I’m sorry that you stole my bike – #ThoughtfulThursday

This evening I met with a constable from the Belfast Harbour Police; he took my statement regarding an incident in late April when 3 young teenagers made off with the Belfast Bike that I had returned to a station in Titanic Quarter.

I had returned the bike according to protocol, reported the incident immediately to the company and the police, and because of that I was not going to be held liable for the lost bike. Yay.

A few days later, the bike was found, badly battered and beaten (missing the light, handle covers and bell, with cut wires, slashed tires, and dents) but the case seemed closed; now they just wanted my official statement for the record.

However, those boys were never caught and that’s what makes me feel awful.

No, I don’t want to see them “punished”, I want to take this chance to apologize to them.

Children and youth are not inherently bad. I was just one myself, less than a decade ago, and I know that they’re (mostly) actually quite alright; but they struggle with impulse control – they see a tall ledge and feel the need to jump. They see a loose sign and just have to hit or kick it. Someone offers them a swig of a drink they shouldn’t have? Sure, why not.

Most teenagers don’t go looking for trouble, trouble finds them and I inadvertently presented their ids with a challenge to juicy to pass up – a chance at a cheeky joy ride.

As I said, it wasn’t my fault that the bike didn’t lock properly, but they watched me struggle to get it to lock properly in the first place, and as soon as I stepped away they tried to yank it back out.

I am sorry that you were tempted to do this and I am even more sorry that you got away with it. Because you got away with it, you will not have learned how much stress this caused me, or just how much it would have cost me (a total stranger to you) to replace the bike if they had held me liable (£250 btw) and you didn’t learn what  the consequence for stealing is to you personally… You had a jolly joy ride, feeling like the macho men society pressures you to be, like Rebels and cool dudes.

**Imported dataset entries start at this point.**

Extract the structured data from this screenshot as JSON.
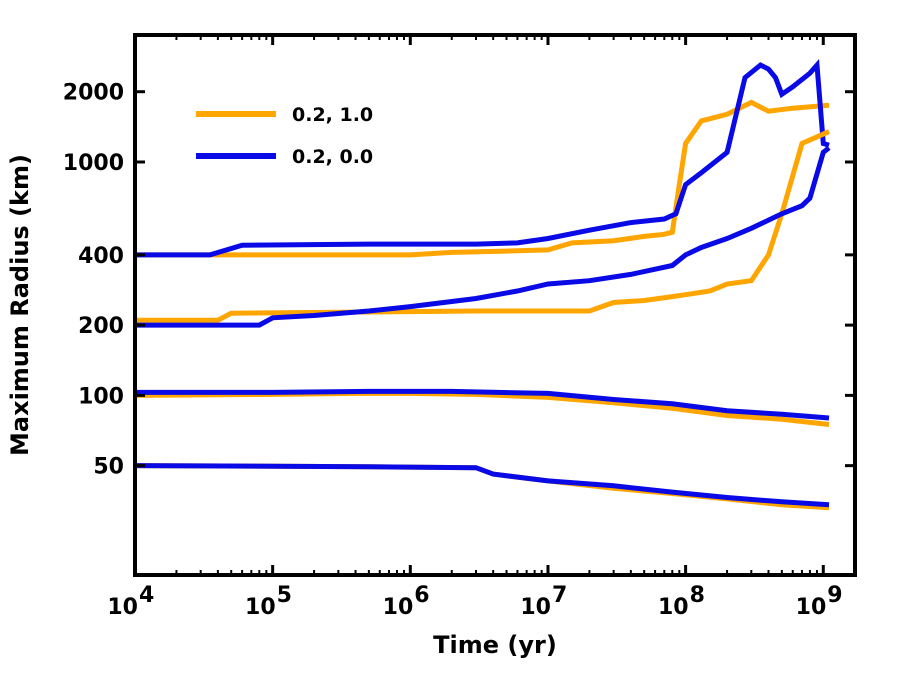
{
  "chart_data": {
    "type": "line",
    "xscale": "log",
    "yscale": "log",
    "xlabel": "Time (yr)",
    "ylabel": "Maximum Radius (km)",
    "xlim": [
      10000,
      1700000000
    ],
    "ylim": [
      17,
      3500
    ],
    "x_ticks": [
      {
        "value": 10000,
        "base": "10",
        "exp": "4"
      },
      {
        "value": 100000,
        "base": "10",
        "exp": "5"
      },
      {
        "value": 1000000,
        "base": "10",
        "exp": "6"
      },
      {
        "value": 10000000,
        "base": "10",
        "exp": "7"
      },
      {
        "value": 100000000,
        "base": "10",
        "exp": "8"
      },
      {
        "value": 1000000000,
        "base": "10",
        "exp": "9"
      }
    ],
    "y_ticks": [
      {
        "value": 50,
        "label": "50"
      },
      {
        "value": 100,
        "label": "100"
      },
      {
        "value": 200,
        "label": "200"
      },
      {
        "value": 400,
        "label": "400"
      },
      {
        "value": 1000,
        "label": "1000"
      },
      {
        "value": 2000,
        "label": "2000"
      }
    ],
    "legend": {
      "position": "top-left",
      "entries": [
        {
          "label": "0.2, 1.0",
          "color": "#FFA500"
        },
        {
          "label": "0.2, 0.0",
          "color": "#0A0AE6"
        }
      ]
    },
    "series": [
      {
        "name": "0.2, 1.0",
        "group": "r400",
        "color": "#FFA500",
        "points": [
          [
            10000,
            400
          ],
          [
            1000000,
            400
          ],
          [
            2000000,
            410
          ],
          [
            5000000,
            415
          ],
          [
            10000000,
            420
          ],
          [
            15000000,
            450
          ],
          [
            30000000,
            460
          ],
          [
            50000000,
            480
          ],
          [
            70000000,
            490
          ],
          [
            80000000,
            500
          ],
          [
            90000000,
            800
          ],
          [
            100000000,
            1200
          ],
          [
            130000000,
            1500
          ],
          [
            200000000,
            1600
          ],
          [
            300000000,
            1800
          ],
          [
            400000000,
            1650
          ],
          [
            600000000,
            1700
          ],
          [
            1100000000,
            1750
          ]
        ]
      },
      {
        "name": "0.2, 0.0",
        "group": "r400",
        "color": "#0A0AE6",
        "points": [
          [
            10000,
            400
          ],
          [
            35000,
            400
          ],
          [
            60000,
            440
          ],
          [
            500000,
            445
          ],
          [
            3000000,
            445
          ],
          [
            6000000,
            450
          ],
          [
            10000000,
            470
          ],
          [
            20000000,
            510
          ],
          [
            40000000,
            550
          ],
          [
            70000000,
            570
          ],
          [
            85000000,
            600
          ],
          [
            100000000,
            800
          ],
          [
            130000000,
            900
          ],
          [
            200000000,
            1100
          ],
          [
            270000000,
            2300
          ],
          [
            350000000,
            2600
          ],
          [
            400000000,
            2500
          ],
          [
            450000000,
            2300
          ],
          [
            500000000,
            1950
          ],
          [
            600000000,
            2100
          ],
          [
            800000000,
            2400
          ],
          [
            900000000,
            2600
          ],
          [
            1000000000,
            1200
          ],
          [
            1100000000,
            1180
          ]
        ]
      },
      {
        "name": "0.2, 1.0",
        "group": "r200",
        "color": "#FFA500",
        "points": [
          [
            10000,
            210
          ],
          [
            40000,
            210
          ],
          [
            50000,
            225
          ],
          [
            3000000,
            230
          ],
          [
            20000000,
            230
          ],
          [
            30000000,
            250
          ],
          [
            50000000,
            255
          ],
          [
            80000000,
            265
          ],
          [
            100000000,
            270
          ],
          [
            150000000,
            280
          ],
          [
            200000000,
            300
          ],
          [
            300000000,
            310
          ],
          [
            400000000,
            400
          ],
          [
            500000000,
            600
          ],
          [
            700000000,
            1200
          ],
          [
            1100000000,
            1350
          ]
        ]
      },
      {
        "name": "0.2, 0.0",
        "group": "r200",
        "color": "#0A0AE6",
        "points": [
          [
            10000,
            200
          ],
          [
            80000,
            200
          ],
          [
            100000,
            215
          ],
          [
            200000,
            220
          ],
          [
            500000,
            230
          ],
          [
            1000000,
            240
          ],
          [
            3000000,
            260
          ],
          [
            6000000,
            280
          ],
          [
            10000000,
            300
          ],
          [
            20000000,
            310
          ],
          [
            40000000,
            330
          ],
          [
            80000000,
            360
          ],
          [
            100000000,
            400
          ],
          [
            130000000,
            430
          ],
          [
            200000000,
            470
          ],
          [
            300000000,
            520
          ],
          [
            500000000,
            600
          ],
          [
            700000000,
            650
          ],
          [
            800000000,
            700
          ],
          [
            1000000000,
            1100
          ],
          [
            1100000000,
            1150
          ]
        ]
      },
      {
        "name": "0.2, 1.0",
        "group": "r100",
        "color": "#FFA500",
        "points": [
          [
            10000,
            100
          ],
          [
            100000,
            101
          ],
          [
            400000,
            102
          ],
          [
            1000000,
            102
          ],
          [
            3000000,
            101
          ],
          [
            10000000,
            98
          ],
          [
            30000000,
            93
          ],
          [
            80000000,
            88
          ],
          [
            200000000,
            82
          ],
          [
            500000000,
            79
          ],
          [
            1100000000,
            75
          ]
        ]
      },
      {
        "name": "0.2, 0.0",
        "group": "r100",
        "color": "#0A0AE6",
        "points": [
          [
            10000,
            103
          ],
          [
            100000,
            103
          ],
          [
            500000,
            104
          ],
          [
            2000000,
            104
          ],
          [
            10000000,
            102
          ],
          [
            30000000,
            96
          ],
          [
            80000000,
            92
          ],
          [
            200000000,
            86
          ],
          [
            500000000,
            83
          ],
          [
            1100000000,
            80
          ]
        ]
      },
      {
        "name": "0.2, 1.0",
        "group": "r50",
        "color": "#FFA500",
        "points": [
          [
            10000,
            50
          ],
          [
            500000,
            49.5
          ],
          [
            3000000,
            49
          ],
          [
            4000000,
            46
          ],
          [
            10000000,
            43
          ],
          [
            30000000,
            40
          ],
          [
            80000000,
            38
          ],
          [
            200000000,
            36
          ],
          [
            500000000,
            34
          ],
          [
            1100000000,
            33
          ]
        ]
      },
      {
        "name": "0.2, 0.0",
        "group": "r50",
        "color": "#0A0AE6",
        "points": [
          [
            10000,
            50
          ],
          [
            500000,
            49.5
          ],
          [
            3000000,
            49
          ],
          [
            4000000,
            46
          ],
          [
            10000000,
            43
          ],
          [
            30000000,
            41
          ],
          [
            80000000,
            38.5
          ],
          [
            200000000,
            36.5
          ],
          [
            500000000,
            35
          ],
          [
            1100000000,
            34
          ]
        ]
      }
    ]
  }
}
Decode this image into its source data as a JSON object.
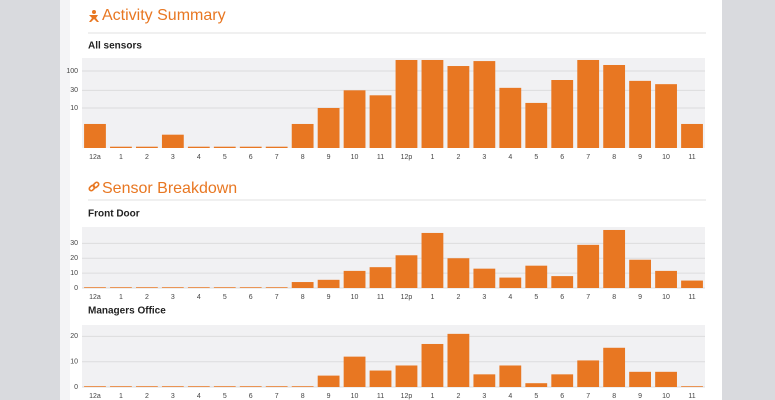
{
  "sections": [
    {
      "title": "Activity Summary"
    },
    {
      "title": "Sensor Breakdown"
    }
  ],
  "chart_data": [
    {
      "type": "bar",
      "title": "All sensors",
      "color": "#e87722",
      "log_scale": true,
      "grid": true,
      "categories": [
        "12a",
        "1",
        "2",
        "3",
        "4",
        "5",
        "6",
        "7",
        "8",
        "9",
        "10",
        "11",
        "12p",
        "1",
        "2",
        "3",
        "4",
        "5",
        "6",
        "7",
        "8",
        "9",
        "10",
        "11"
      ],
      "values": [
        3.7,
        0.9,
        0.9,
        1.9,
        0.9,
        0.9,
        0.9,
        0.9,
        3.7,
        10,
        30,
        22,
        198,
        198,
        136,
        185,
        35,
        13.7,
        57,
        198,
        145,
        54,
        44,
        3.7
      ],
      "ylim": [
        0.83,
        224
      ],
      "yticks": [
        10,
        30,
        100
      ]
    },
    {
      "type": "bar",
      "title": "Front Door",
      "color": "#e87722",
      "log_scale": false,
      "grid": true,
      "categories": [
        "12a",
        "1",
        "2",
        "3",
        "4",
        "5",
        "6",
        "7",
        "8",
        "9",
        "10",
        "11",
        "12p",
        "1",
        "2",
        "3",
        "4",
        "5",
        "6",
        "7",
        "8",
        "9",
        "10",
        "11"
      ],
      "values": [
        0.5,
        0.5,
        0.5,
        0.5,
        0.5,
        0.5,
        0.5,
        0.5,
        4,
        5.5,
        11.5,
        14,
        22,
        37,
        20,
        13,
        7,
        15,
        8,
        29,
        39,
        19,
        11.5,
        5
      ],
      "ylim": [
        0,
        41
      ],
      "yticks": [
        0,
        10,
        20,
        30
      ]
    },
    {
      "type": "bar",
      "title": "Managers Office",
      "color": "#e87722",
      "log_scale": false,
      "grid": true,
      "categories": [
        "12a",
        "1",
        "2",
        "3",
        "4",
        "5",
        "6",
        "7",
        "8",
        "9",
        "10",
        "11",
        "12p",
        "1",
        "2",
        "3",
        "4",
        "5",
        "6",
        "7",
        "8",
        "9",
        "10",
        "11"
      ],
      "values": [
        0.3,
        0.3,
        0.3,
        0.3,
        0.3,
        0.3,
        0.3,
        0.3,
        0.3,
        4.5,
        12,
        6.5,
        8.5,
        17,
        21,
        5,
        8.5,
        1.5,
        5,
        10.5,
        15.5,
        6,
        6,
        0.3
      ],
      "ylim": [
        0,
        24.5
      ],
      "yticks": [
        0,
        10,
        20
      ]
    }
  ]
}
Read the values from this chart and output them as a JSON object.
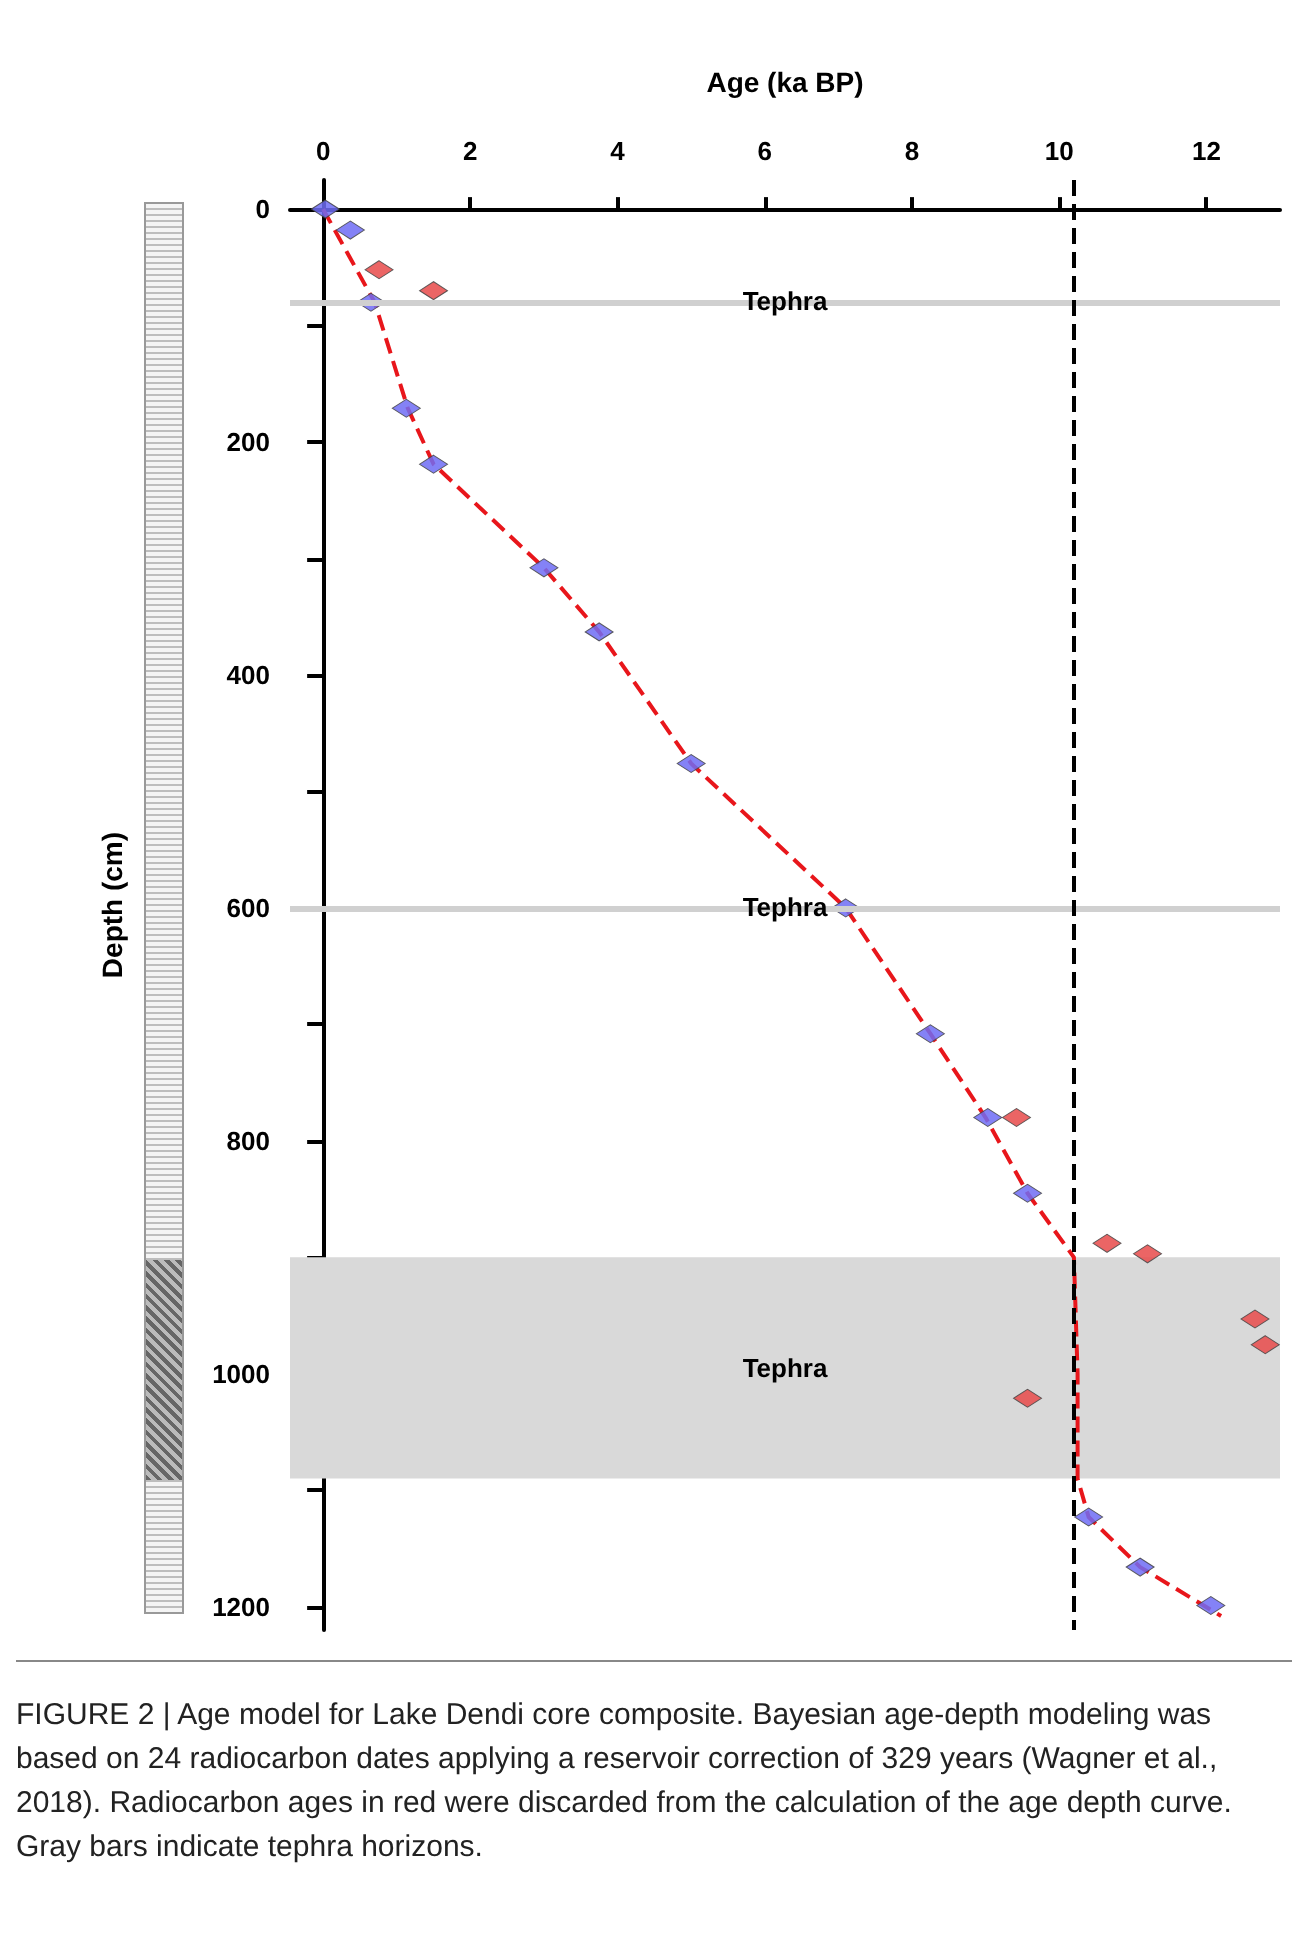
{
  "chart_data": {
    "type": "scatter",
    "xlabel": "Age (ka BP)",
    "ylabel": "Depth (cm)",
    "xlim": [
      -0.45,
      13
    ],
    "xticks": [
      0,
      2,
      4,
      6,
      8,
      10,
      12
    ],
    "ylim": [
      1220,
      -25
    ],
    "yticks": [
      0,
      {
        "value": 100,
        "label": null
      },
      200,
      {
        "value": 300,
        "label": null
      },
      400,
      {
        "value": 500,
        "label": null
      },
      600,
      {
        "value": 700,
        "label": null
      },
      800,
      {
        "value": 900,
        "label": null
      },
      1000,
      {
        "value": 1100,
        "label": null
      },
      1200
    ],
    "series": [
      {
        "type": "line",
        "color": "#e8161b",
        "line_style": "dashed",
        "marker": "none",
        "x": [
          0,
          0.7,
          1.15,
          1.5,
          3.0,
          3.75,
          5.0,
          7.1,
          8.25,
          9.0,
          9.57,
          10.2,
          10.25,
          10.25,
          10.4,
          11.1,
          12.2
        ],
        "values": [
          0,
          80,
          171,
          219,
          308,
          363,
          476,
          600,
          708,
          780,
          845,
          900,
          1000,
          1090,
          1123,
          1166,
          1208
        ]
      },
      {
        "color": "#6f6cf5",
        "marker": "diamond",
        "x": [
          0.03,
          0.37,
          0.65,
          1.13,
          1.5,
          3.0,
          3.75,
          5.0,
          7.1,
          8.25,
          9.03,
          9.57,
          10.4,
          11.1,
          12.06
        ],
        "values": [
          0,
          18,
          80,
          171,
          219,
          308,
          363,
          476,
          600,
          708,
          780,
          845,
          1123,
          1166,
          1199
        ]
      },
      {
        "color": "#e84a4a",
        "marker": "diamond",
        "x": [
          0.76,
          1.5,
          9.42,
          10.65,
          11.2,
          12.66,
          12.8,
          9.57
        ],
        "values": [
          52,
          70,
          780,
          888,
          897,
          953,
          975,
          1021
        ]
      }
    ],
    "ref_lines": [
      {
        "axis": "y",
        "value": 80,
        "label": "Tephra",
        "color": "#d0d0d0"
      },
      {
        "axis": "y",
        "value": 600,
        "label": "Tephra",
        "color": "#d0d0d0"
      },
      {
        "axis": "x",
        "value": 10.2,
        "label": null,
        "color": "#000000",
        "line_style": "dashed"
      }
    ],
    "bands": [
      {
        "axis": "y",
        "from": 900,
        "to": 1090,
        "label": "Tephra",
        "color": "#d9d9d9"
      }
    ],
    "annotations": [
      "FIGURE 2 | Age model for Lake Dendi core composite. Bayesian age-depth modeling was based on 24 radiocarbon dates applying a reservoir correction of 329 years (Wagner et al., 2018). Radiocarbon ages in red were discarded from the calculation of the age depth curve. Gray bars indicate tephra horizons."
    ]
  }
}
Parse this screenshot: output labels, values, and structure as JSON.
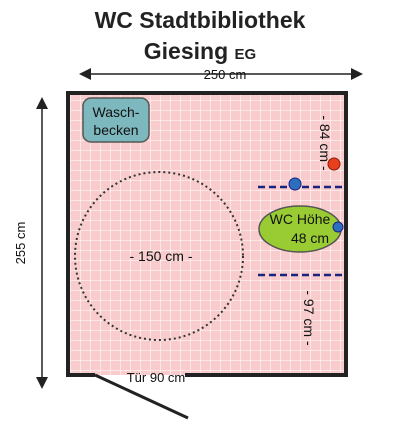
{
  "title": {
    "line1": "WC Stadtbibliothek",
    "line2": "Giesing",
    "suffix": "EG"
  },
  "dimensions": {
    "width": "250 cm",
    "height": "255 cm",
    "turning_circle": "- 150 cm -",
    "door": "Tür 90 cm",
    "upper_distance": "- 84 cm -",
    "lower_distance": "- 97 cm -"
  },
  "fixtures": {
    "sink_line1": "Wasch-",
    "sink_line2": "becken",
    "wc_line1": "WC Höhe",
    "wc_line2": "48 cm"
  },
  "colors": {
    "floor": "#f8cccc",
    "grid": "#ffffff",
    "wall": "#222222",
    "sink": "#7eb8bf",
    "wc": "#99cc33",
    "dashed_line": "#1a237e",
    "dot_blue": "#2d6fbf",
    "dot_red": "#e8401c"
  }
}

But what scares me the most is that, just like any “gateway”, if you’re unlucky, this might lead you to worse crimes – because that is what that was – a crime.

Next time, you might try to knick something off of someone way more dangerous than me and get hurt by them, or worse, it might be someone weaker than me and you hurt them in the process!

Will it stop at a bicycle? Or will it be a moped? Maybe a motorbike? What about a car?

That’s what keeps me up at night. Worrying about where you are and whether my not stopping you quick enough, my hesitation to chase you and scare you out of what you were doing, might have allowed you to slip onto this very dangerous path.

I really hope I’m wrong. I really hope I’m over exaggerating and I really hope that you were just excited because it was a warm spring day, that you got your fill from it and that you’ll never do it again.

But if my worst fears are true, and this this leads to worse things (that I will probably never know about) – I am truly and deeply sorry that you weren’t caught that day, and that we, as a society, may have missed our chance to teach you all a lesson, and maybe help you become better people.